Richard Wiseman, Teller, and Penn Jillette
Lies are pretty complicated, nuanced things. First, you have the lies that we get tricked into believing—the straightforward “out and out” kind of lies told by those who stand to benefit by convincing us of something they know is false. Canonical examples include Richard Nixon insisting that he knew nothing about the Watergate break-in or, apocryphally, the Greeks telling the Trojans that the giant wooden horse was just a gift to help patch things up. On the flip side, you have the kind of lie told by storytellers and entertainers, in which both the deliverer and the receiver of the lie are in cahoots. We might refer to this as “the willing suspension of disbelief,” such that we can be roused by Alexander Hamilton delivering rapid-fire rap lyrics on a stage or be thrilled by a magic battle between wizards on a screen, despite knowing that none of these things have ever happened or could happen.

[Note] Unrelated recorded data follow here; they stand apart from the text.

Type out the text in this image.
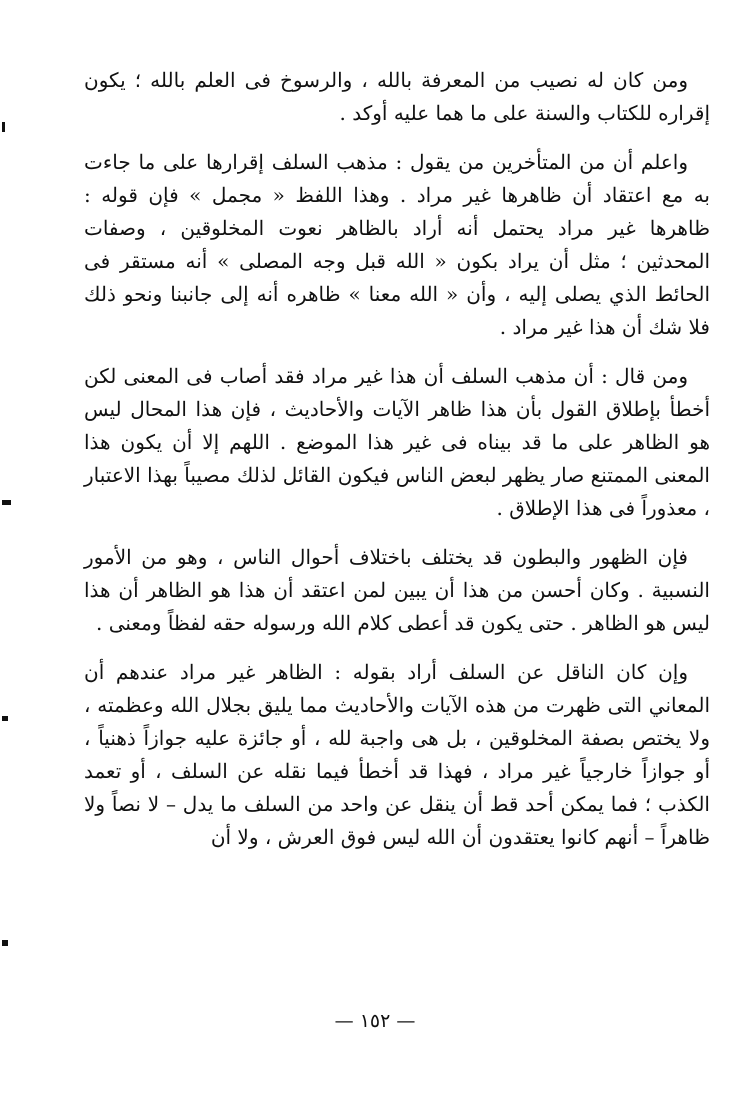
ومن كان له نصيب من المعرفة بالله ، والرسوخ فى العلم بالله ؛ يكون إقراره للكتاب والسنة على ما هما عليه أوكد .

واعلم أن من المتأخرين من يقول : مذهب السلف إقرارها على ما جاءت به مع اعتقاد أن ظاهرها غير مراد . وهذا اللفظ « مجمل » فإن قوله : ظاهرها غير مراد يحتمل أنه أراد بالظاهر نعوت المخلوقين ، وصفات المحدثين ؛ مثل أن يراد بكون « الله قبل وجه المصلى » أنه مستقر فى الحائط الذي يصلى إليه ، وأن « الله معنا » ظاهره أنه إلى جانبنا ونحو ذلك فلا شك أن هذا غير مراد .

ومن قال : أن مذهب السلف أن هذا غير مراد فقد أصاب فى المعنى لكن أخطأ بإطلاق القول بأن هذا ظاهر الآيات والأحاديث ، فإن هذا المحال ليس هو الظاهر على ما قد بيناه فى غير هذا الموضع . اللهم إلا أن يكون هذا المعنى الممتنع صار يظهر لبعض الناس فيكون القائل لذلك مصيباً بهذا الاعتبار ، معذوراً فى هذا الإطلاق .

فإن الظهور والبطون قد يختلف باختلاف أحوال الناس ، وهو من الأمور النسبية . وكان أحسن من هذا أن يبين لمن اعتقد أن هذا هو الظاهر أن هذا ليس هو الظاهر . حتى يكون قد أعطى كلام الله ورسوله حقه لفظاً ومعنى .

وإن كان الناقل عن السلف أراد بقوله : الظاهر غير مراد عندهم أن المعاني التى ظهرت من هذه الآيات والأحاديث مما يليق بجلال الله وعظمته ، ولا يختص بصفة المخلوقين ، بل هى واجبة لله ، أو جائزة عليه جوازاً ذهنياً ، أو جوازاً خارجياً غير مراد ، فهذا قد أخطأ فيما نقله عن السلف ، أو تعمد الكذب ؛ فما يمكن أحد قط أن ينقل عن واحد من السلف ما يدل – لا نصاً ولا ظاهراً – أنهم كانوا يعتقدون أن الله ليس فوق العرش ، ولا أن

— ١٥٢ —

There’s also a form of lie that sits somewhere in between, which is particularly pernicious and remarkably resilient: when a lie is believed regardless of whether its teller knows it is false or is indifferent to its veracity. Like the overt lie, it is knowingly fabricated for the teller’s benefit, but much of the burden of persuasion is voluntarily taken on by the audience. Like the willing suspension of disbelief, its acceptance can be inconsistent, hinging on its usefulness: an election was rigged and corrupt, unless our side won, in which case it was free and fair. God is all-powerful and all-good, until there is a massacre at a school or a natural disaster that kills thousands, at which point God’s ways are mysterious.